Fordism was not concentrated at first entirely in Detroit. Cars were first manufactured as luxury items. 450,000 People in Detroit in 1910, characterized by ethnic populations of the “New Immigrant.”

Early automotive assembly resembled 19th century past, where an object is fixed in place and people move around it gathering parts and bringing them to the work station.

Ford and Kahn drive north to Highland Park, outside of the city, outside of production and start to build a new modern industrial plant, located outside of the reach of the city. A crystal palace to production.

In Ford’s factories you “work like hell”

Disciplined workers tended to be younger and more able to quickly preform tasks. They were swift, instead of the craftsman+apprentice relationship where experience is rewarded.

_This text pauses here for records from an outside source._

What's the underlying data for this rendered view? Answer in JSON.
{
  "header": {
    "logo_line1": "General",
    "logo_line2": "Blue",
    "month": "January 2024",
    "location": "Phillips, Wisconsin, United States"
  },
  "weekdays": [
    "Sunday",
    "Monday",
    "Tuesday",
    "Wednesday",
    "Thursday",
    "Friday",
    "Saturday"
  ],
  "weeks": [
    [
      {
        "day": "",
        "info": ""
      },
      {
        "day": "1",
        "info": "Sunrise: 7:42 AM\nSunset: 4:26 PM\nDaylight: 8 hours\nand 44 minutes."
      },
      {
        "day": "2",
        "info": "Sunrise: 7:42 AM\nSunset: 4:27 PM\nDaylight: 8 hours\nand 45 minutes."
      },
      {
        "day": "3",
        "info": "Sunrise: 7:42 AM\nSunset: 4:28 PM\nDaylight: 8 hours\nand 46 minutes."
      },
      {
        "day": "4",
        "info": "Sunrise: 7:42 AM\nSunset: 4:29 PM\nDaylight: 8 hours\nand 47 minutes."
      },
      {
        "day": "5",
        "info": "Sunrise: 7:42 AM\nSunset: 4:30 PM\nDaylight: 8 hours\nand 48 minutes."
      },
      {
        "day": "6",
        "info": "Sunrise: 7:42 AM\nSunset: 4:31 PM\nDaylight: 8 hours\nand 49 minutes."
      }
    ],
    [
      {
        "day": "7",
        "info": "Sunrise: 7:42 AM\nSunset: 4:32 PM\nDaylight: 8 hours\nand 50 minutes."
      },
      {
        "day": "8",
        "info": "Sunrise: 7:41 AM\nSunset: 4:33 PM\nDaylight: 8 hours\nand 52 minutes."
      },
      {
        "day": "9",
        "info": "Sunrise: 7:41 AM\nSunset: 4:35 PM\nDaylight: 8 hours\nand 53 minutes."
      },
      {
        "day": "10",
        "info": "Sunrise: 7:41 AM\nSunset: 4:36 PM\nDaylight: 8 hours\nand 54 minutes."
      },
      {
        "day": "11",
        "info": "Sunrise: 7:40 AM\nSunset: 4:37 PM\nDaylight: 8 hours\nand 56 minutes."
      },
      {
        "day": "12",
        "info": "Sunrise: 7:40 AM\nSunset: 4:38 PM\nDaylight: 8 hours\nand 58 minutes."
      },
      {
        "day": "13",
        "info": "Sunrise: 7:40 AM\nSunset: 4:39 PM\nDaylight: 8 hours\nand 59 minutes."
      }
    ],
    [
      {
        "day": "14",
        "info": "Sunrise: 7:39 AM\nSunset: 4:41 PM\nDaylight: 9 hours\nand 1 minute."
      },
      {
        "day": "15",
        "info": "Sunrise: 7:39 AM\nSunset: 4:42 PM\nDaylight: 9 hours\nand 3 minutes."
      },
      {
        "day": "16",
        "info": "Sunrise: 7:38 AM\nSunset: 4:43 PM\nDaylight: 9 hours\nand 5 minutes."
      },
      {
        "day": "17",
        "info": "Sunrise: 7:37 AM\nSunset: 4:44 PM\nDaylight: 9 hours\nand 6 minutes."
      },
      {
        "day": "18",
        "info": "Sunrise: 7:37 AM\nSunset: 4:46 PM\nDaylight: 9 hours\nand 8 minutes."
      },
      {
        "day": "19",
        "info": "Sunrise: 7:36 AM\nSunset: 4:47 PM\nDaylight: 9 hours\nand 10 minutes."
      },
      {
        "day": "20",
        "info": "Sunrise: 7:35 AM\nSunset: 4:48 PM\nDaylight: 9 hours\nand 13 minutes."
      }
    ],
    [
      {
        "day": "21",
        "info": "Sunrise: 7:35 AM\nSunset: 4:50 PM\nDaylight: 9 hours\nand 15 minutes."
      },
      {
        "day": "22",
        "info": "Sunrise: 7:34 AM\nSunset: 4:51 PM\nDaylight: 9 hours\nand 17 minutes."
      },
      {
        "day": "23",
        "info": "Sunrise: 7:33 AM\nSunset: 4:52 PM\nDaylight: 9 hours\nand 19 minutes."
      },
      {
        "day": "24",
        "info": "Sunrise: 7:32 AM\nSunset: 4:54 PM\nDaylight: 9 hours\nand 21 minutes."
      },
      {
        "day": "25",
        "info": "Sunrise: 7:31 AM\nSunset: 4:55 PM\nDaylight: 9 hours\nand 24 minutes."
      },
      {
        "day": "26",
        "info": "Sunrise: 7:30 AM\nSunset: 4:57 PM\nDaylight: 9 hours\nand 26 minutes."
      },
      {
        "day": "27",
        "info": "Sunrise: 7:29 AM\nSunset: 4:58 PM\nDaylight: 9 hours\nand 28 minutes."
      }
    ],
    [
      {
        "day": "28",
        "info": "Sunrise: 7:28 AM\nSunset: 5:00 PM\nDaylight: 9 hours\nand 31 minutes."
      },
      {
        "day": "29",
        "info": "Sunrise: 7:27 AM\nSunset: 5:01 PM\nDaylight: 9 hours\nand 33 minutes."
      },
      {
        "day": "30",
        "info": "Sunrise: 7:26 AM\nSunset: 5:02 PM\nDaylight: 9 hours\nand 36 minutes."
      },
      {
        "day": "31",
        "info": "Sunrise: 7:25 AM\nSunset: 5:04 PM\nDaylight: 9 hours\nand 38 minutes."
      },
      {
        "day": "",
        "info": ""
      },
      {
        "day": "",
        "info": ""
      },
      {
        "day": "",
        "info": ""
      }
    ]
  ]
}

Able to be made so large through the use of reinforced concrete and here he is able to set the price point for the automobile. He believed his rate of production and labor force were the only limiting factors for how many cars he could sell and therefore how much money he could make. River Rouge was a step in the same direction.

Ford made his workers buy into fordism through offering higher wages and then dictating how you had to live outside of the factory. Factory Life 8 on the line 8 at home 8 in bed.  He discouraged the practice of taking in boarders and other things he felt weren’t conducive to a productive labor force.

The black population were subjected to the northern version of Jim Crowe laws within Ford’s control.